但し、このような強引な擁護が生じる原因には、
「女性と歴史に対する侮辱だ」「女性の体を性の対象と見なす作品を受け入れることはできない」
のような批判・指摘の仕方にも問題があると思う。クーリエジャポンの記事にも「女性の体を性の対象物にするな!」とあって、これではまるで、女性を性の対象にすることが全般的に差別や侮辱に該当する、と言っているようにも見えてしまう。問題性を孕むのは、場所をわきまえずに女性を(に限らず男性でも)性の対象物にすることであって、ボルドリーニの批判も「(公共の場にこのような象を設置するのは)女性と歴史に対する侮辱だ」「女性の体を性の対象と見なす作品(を公共の場に設置することは)受け入れられない」であるべきだ。

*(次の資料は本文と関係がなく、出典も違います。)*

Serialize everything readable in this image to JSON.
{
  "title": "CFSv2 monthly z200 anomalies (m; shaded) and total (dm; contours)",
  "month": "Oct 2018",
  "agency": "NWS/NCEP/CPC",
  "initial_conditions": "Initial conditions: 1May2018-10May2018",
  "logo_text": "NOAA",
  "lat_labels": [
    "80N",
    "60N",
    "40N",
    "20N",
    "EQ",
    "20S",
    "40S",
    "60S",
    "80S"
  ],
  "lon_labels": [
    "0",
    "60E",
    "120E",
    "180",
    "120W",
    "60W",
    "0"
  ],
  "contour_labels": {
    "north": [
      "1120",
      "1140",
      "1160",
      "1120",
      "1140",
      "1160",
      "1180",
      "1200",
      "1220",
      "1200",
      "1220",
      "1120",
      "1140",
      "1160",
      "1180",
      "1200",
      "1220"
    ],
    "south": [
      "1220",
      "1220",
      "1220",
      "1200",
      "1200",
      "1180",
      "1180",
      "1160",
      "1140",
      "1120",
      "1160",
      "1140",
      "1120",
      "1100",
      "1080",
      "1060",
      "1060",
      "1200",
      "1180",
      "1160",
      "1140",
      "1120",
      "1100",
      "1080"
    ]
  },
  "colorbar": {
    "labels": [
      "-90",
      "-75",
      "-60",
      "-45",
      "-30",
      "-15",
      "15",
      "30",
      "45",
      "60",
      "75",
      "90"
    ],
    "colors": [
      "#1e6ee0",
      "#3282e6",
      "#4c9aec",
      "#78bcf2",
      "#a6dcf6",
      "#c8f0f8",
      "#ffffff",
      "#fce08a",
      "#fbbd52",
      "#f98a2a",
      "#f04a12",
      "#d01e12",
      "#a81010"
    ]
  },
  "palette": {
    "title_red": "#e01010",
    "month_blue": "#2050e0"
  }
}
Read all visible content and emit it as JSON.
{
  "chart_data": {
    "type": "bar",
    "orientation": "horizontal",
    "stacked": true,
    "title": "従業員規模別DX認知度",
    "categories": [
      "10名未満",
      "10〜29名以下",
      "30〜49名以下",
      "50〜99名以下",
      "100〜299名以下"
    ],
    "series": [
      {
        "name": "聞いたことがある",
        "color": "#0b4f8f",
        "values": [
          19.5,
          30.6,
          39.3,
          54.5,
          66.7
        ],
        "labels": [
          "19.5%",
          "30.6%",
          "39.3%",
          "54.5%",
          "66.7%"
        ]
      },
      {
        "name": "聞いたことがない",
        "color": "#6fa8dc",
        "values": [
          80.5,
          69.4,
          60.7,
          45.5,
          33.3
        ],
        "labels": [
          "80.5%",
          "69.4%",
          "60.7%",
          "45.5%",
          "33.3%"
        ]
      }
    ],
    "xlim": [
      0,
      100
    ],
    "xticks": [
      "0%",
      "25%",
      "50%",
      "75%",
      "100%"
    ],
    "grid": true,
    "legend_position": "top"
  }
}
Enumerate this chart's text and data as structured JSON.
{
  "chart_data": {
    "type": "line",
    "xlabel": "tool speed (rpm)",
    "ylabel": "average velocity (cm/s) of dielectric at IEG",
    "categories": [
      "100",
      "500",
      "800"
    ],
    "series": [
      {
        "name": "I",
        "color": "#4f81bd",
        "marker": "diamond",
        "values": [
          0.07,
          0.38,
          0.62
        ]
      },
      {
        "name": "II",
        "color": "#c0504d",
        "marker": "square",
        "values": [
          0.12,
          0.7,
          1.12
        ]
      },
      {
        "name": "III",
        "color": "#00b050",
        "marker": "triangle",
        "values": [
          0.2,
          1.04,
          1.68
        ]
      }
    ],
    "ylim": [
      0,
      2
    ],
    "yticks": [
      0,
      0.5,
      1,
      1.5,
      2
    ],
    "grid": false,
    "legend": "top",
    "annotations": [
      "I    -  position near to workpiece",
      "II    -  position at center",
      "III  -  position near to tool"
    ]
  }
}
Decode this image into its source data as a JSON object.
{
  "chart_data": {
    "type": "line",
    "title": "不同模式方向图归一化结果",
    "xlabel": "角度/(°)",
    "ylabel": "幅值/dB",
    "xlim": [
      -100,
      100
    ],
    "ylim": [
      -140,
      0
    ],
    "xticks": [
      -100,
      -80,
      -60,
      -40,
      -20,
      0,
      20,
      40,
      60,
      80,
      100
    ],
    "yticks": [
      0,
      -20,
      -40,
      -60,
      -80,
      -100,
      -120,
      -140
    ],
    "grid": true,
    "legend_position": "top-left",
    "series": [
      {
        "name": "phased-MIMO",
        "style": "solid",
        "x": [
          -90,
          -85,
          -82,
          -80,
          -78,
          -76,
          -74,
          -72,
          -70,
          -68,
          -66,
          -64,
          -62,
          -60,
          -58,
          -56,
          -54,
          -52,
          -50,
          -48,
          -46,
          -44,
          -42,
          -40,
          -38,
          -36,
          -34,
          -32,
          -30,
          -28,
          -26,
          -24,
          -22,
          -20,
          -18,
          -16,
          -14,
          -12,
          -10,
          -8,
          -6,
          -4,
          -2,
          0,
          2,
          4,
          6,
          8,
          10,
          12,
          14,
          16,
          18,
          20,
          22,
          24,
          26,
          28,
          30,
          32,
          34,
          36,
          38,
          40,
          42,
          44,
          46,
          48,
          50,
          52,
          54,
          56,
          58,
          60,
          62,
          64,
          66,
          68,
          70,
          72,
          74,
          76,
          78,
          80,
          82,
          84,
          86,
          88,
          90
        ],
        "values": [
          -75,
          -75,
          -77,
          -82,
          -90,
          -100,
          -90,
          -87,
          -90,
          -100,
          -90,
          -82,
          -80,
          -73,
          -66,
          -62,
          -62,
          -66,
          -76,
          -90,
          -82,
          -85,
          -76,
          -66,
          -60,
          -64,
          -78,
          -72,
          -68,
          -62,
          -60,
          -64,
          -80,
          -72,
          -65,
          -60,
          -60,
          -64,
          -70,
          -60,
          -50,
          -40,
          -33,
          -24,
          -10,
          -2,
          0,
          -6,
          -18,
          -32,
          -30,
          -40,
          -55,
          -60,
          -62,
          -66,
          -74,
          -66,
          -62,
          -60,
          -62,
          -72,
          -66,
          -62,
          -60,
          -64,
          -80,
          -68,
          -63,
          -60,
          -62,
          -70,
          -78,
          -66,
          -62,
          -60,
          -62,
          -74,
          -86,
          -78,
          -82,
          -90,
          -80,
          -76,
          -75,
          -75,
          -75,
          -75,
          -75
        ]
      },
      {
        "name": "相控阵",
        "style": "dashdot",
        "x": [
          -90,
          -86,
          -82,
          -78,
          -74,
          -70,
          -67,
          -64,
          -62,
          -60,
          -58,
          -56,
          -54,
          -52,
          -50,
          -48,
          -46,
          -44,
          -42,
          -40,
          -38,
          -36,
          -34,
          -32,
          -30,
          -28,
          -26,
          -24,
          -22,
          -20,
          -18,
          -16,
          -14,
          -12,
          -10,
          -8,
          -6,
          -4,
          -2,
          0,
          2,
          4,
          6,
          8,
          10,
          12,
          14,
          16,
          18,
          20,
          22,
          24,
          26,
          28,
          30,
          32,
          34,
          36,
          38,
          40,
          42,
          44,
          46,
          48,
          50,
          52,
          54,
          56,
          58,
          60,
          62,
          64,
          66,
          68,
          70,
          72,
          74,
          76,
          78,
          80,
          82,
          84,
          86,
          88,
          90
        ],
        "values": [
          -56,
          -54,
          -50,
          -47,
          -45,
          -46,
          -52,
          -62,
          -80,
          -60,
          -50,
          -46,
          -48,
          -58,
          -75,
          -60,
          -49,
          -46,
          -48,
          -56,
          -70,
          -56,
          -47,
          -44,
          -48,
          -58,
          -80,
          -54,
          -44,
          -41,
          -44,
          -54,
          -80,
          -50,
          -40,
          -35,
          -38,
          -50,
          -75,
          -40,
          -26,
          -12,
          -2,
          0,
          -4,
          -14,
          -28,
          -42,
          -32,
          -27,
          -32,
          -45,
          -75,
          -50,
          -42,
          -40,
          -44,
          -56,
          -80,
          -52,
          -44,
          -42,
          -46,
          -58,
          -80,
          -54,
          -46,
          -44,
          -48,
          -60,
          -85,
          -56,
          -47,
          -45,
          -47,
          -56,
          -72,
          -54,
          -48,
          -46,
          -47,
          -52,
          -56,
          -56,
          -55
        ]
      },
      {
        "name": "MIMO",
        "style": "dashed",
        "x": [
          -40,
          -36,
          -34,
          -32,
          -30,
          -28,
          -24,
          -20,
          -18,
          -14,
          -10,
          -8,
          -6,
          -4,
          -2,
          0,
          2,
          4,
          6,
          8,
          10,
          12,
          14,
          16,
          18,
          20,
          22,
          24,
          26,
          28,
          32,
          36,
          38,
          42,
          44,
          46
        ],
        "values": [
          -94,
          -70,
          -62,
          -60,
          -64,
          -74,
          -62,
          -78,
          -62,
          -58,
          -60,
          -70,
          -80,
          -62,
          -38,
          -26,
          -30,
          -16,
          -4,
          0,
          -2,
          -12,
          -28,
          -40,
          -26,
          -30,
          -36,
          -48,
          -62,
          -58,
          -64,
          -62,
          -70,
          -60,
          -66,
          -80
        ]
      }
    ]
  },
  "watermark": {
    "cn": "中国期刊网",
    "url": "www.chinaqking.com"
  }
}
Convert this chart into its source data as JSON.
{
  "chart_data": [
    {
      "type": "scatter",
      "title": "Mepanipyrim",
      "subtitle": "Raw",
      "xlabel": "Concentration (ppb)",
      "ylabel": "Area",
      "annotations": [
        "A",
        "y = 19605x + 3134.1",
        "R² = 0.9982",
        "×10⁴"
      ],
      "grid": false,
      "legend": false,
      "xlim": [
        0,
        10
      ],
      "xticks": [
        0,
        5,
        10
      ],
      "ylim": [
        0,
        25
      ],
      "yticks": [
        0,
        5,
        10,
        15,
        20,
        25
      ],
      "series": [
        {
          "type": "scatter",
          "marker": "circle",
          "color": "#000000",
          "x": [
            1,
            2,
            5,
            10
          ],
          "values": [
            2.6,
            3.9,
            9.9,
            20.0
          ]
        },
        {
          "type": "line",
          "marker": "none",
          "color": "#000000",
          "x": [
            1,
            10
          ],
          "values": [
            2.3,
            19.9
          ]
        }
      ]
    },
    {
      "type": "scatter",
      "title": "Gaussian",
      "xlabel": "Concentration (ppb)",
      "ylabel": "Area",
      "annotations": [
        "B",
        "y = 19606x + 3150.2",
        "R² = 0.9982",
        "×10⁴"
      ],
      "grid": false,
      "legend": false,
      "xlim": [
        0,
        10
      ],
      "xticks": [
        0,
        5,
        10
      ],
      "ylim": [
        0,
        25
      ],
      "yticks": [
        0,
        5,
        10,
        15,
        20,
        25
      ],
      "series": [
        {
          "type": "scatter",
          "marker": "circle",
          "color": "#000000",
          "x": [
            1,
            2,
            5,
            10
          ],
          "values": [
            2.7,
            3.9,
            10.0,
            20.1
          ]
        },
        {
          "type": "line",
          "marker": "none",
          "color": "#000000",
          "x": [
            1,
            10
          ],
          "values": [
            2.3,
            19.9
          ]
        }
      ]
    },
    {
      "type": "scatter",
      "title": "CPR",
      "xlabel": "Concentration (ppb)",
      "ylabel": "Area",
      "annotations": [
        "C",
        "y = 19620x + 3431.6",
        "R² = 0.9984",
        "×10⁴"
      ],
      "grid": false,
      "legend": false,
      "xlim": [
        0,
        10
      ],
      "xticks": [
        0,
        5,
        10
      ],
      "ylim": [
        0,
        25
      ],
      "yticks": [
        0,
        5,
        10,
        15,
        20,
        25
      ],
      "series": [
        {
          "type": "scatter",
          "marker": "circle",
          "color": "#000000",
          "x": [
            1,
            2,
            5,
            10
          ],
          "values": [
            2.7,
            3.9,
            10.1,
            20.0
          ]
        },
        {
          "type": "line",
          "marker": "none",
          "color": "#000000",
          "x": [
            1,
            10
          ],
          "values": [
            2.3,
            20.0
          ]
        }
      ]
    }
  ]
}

但し、ボルドリーニはツイートで「サプリに設置されたばかりのスピゴラトリーチェに捧げられた像は、女性と、像によって称賛されるべき歴史に対する侮辱である。 女性の体を性的に表現することを、公共的な機関は受け入れるべきだろうか? 男尊女卑はイタリアの弊害の一つ」と言っており、ボルドリーニが普段どの様な主張をしているかにもよるが、ガーディアンやクーリエジャポンはボルドリーニの表現を不適切に切り取り、公共の場で、というニュアンスを消したとも言えそうだ。切り取りは言い過ぎでも、ガーディアンやクーリエジャポンはニュアンスを変える誇張をやっているようにも見える。
メディアが不正確な伝え方をすれば余計な論争を煽りかねず、当然ながらメディアの責任は重大である。メディアは問題の本質を示しつつ、このようなことを伝えるべきだ。それが公正な報道ではないだろうか。